Back in the late '50s and early '60s, a group of California artists liberated clay from its traditional role as "vessel" and introduced a vital new genre of ceramic sculpture.
The early manifestations were called "funk art" and combined humor (often of the bathroom variety) with prevailing '60s irreverence. One key figure Robert Arneson, produced a shocking ceramic typewriter in which lacquered fingernails replaced the keys; and David Gilhooly made deliberately tasteless objects, such as "Elephant Ottoman," a life-size elephant hoof with upholstered seat -- all ceramic.
The richness and variety of what followed -- big, outrageous, nonutilitarian ceramic "objects" with Dadaist and pop overtones -- is outlined in the Renwick's superb exhibition, "A Century of Ceramics in the United States, 1878-1978," which closes tomorrow at 5:30 p.m. If you haven't seen it, do. If you have, head for the Fendrick Gallery, 3059 M St. NW, where Robert Arneson is having a one-man show.
Arneson, now in his late 40s, has contined to produce funny, punning sculptural works like the head of George Washington on a pedestal entitled "I'm the One," which refers to his image on the $1 bill. More recently, Arneson's own head has become his chief subject matter. His big blue slef-portrait, called "Breathless," is prominently displayed in the Renwick show.
Arneson has also been producing ever larger feats of clay, and the centerpiece of the Fendrick show is a round floorpiece -- 9 1/2 feet across and divided into pie-shaped wedges -- which he calls "Impression of the Artist as an Incorporeal Witness to the Center of the Universe." An autobiography of sorts, the work features the impression of the artist's nude body plopped into a huge blob of clay, surrounded by imprints of his feet, ears, nose and face. The wedges were divided into 48 jigsaw-like pieces for firing and glazing in a dazzling array of lusters. All together, it is a tour de force of ceramic art, although it leaves the viewer with little to think about.
There are also several drawings in this show: some studies for the big pie and others that portray Arneson in persistent bad-boy poses -- his finger up his nose, for example. Frankly, this kind of naughtiness seems a bit dated. By now, Arneson out to be able to capture our attention -- and keep it -- with somewhat larger ideas.
Upstairs at Fendrick, realist Sondra Freckleton (wife and collaborator of Jack Beal) is having her first Washington show -- big, light-drenched watercolors, still lifes distilled from the homey subject matter that surrounds the aritsts on their upstate New York farm.
A baby duck peers from a basket in front of an antique ribbon quilt; an appliqued tablecloth seems real enough to touch; a wheelbarrow is filled with a harvest of homegrown summer vegetables.
In the most riveting work, Freckelton deals with a trailing waxy begonia plant, conveying not only the look of the plant, but the artist's experience of it.

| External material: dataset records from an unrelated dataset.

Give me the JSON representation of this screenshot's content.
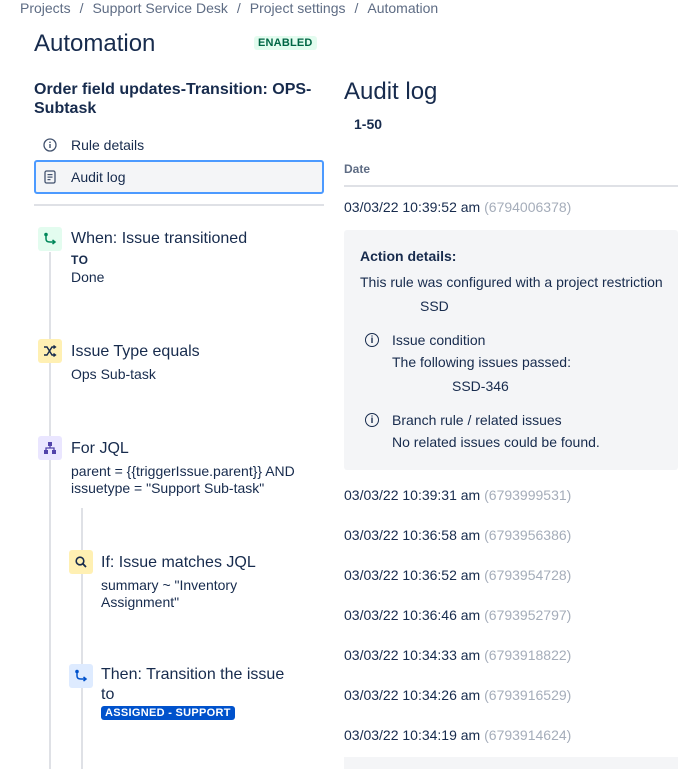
{
  "breadcrumb": [
    "Projects",
    "Support Service Desk",
    "Project settings",
    "Automation"
  ],
  "page_title": "Automation",
  "status_badge": "ENABLED",
  "rule_name": "Order field updates-Transition: OPS-Subtask",
  "nav": {
    "rule_details": "Rule details",
    "audit_log": "Audit log"
  },
  "flow": {
    "trigger": {
      "title": "When: Issue transitioned",
      "to_label": "TO",
      "to_value": "Done"
    },
    "condition": {
      "title": "Issue Type equals",
      "value": "Ops Sub-task"
    },
    "branch": {
      "title": "For JQL",
      "value": "parent = {{triggerIssue.parent}} AND issuetype = \"Support Sub-task\""
    },
    "if_cond": {
      "title": "If: Issue matches JQL",
      "value": "summary ~ \"Inventory Assignment\""
    },
    "action": {
      "title": "Then: Transition the issue to",
      "status": "ASSIGNED - SUPPORT"
    }
  },
  "audit": {
    "title": "Audit log",
    "range": "1-50",
    "col_date": "Date",
    "first_row": {
      "date": "03/03/22 10:39:52 am",
      "id": "(6794006378)"
    },
    "details": {
      "heading": "Action details:",
      "restriction_text": "This rule was configured with a project restriction",
      "restriction_value": "SSD",
      "issue_condition_title": "Issue condition",
      "issue_condition_text": "The following issues passed:",
      "issue_condition_value": "SSD-346",
      "branch_title": "Branch rule / related issues",
      "branch_text": "No related issues could be found."
    },
    "rows": [
      {
        "date": "03/03/22 10:39:31 am",
        "id": "(6793999531)"
      },
      {
        "date": "03/03/22 10:36:58 am",
        "id": "(6793956386)"
      },
      {
        "date": "03/03/22 10:36:52 am",
        "id": "(6793954728)"
      },
      {
        "date": "03/03/22 10:36:46 am",
        "id": "(6793952797)"
      },
      {
        "date": "03/03/22 10:34:33 am",
        "id": "(6793918822)"
      },
      {
        "date": "03/03/22 10:34:26 am",
        "id": "(6793916529)"
      },
      {
        "date": "03/03/22 10:34:19 am",
        "id": "(6793914624)"
      }
    ]
  },
  "icons": {
    "info": "info-icon",
    "document": "document-icon",
    "trigger": "transition-icon",
    "condition": "shuffle-icon",
    "branch": "hierarchy-icon",
    "if": "search-icon",
    "action": "transition-icon"
  },
  "colors": {
    "accent": "#0052cc",
    "enabled_bg": "#e3fcef",
    "enabled_text": "#006644",
    "trigger_bg": "#e3fcef",
    "condition_bg": "#fff0b3",
    "branch_bg": "#eae6ff",
    "action_bg": "#deebff"
  }
}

Both Arneson and Freckelton continue on view through Feb. 9.
Now that the furor over the Corcoran's show of nine Washington artists has died down, gallery goers should take a look at the concurrent show at Lunn, 3243 P St. NW, featuring two of the stars -- Kevin MacDonald and Michael Clark.
MacDonald's work-tenderly drawn interior scenes redolent of calm, cool light and poignant emptiness -- sustain the high level of quality established by his color pencil drawings at the Corcoran. He is surely one of the best young artists now at work in this city.
Michael Clark's show, however, is a complete bomb, his worst to date. Presumably these paintings were the dregs left behind after the Corcoran made its choice, but Clark should never have let any of them leave the studio.
Clark's neo-pointillist version of the Lincoln Memorial is bad enough. But the portrait of a horse seen from the rear is merely incompetent, the pop-inspired car in a sea of dots merely ridiculous. Only one painting -- a landscape -- sustains a modicum of interest. It is Clark's landscapes at the Corcoran that also emerge as his strongest statements to date.
Clark made what now seems an overly large reputation some years back with his early, funny pointillistpop versions of George Washington, sure-fire subject matter during the Bicentennial year, and still amusing now. But these recent nudes, cars, horses and polka-dot memorials suggest an uneven output, to put it generously. His next show will be watched with great interest to see whether he can recoup the losses suffered here. Both shows continue through Feb. 26.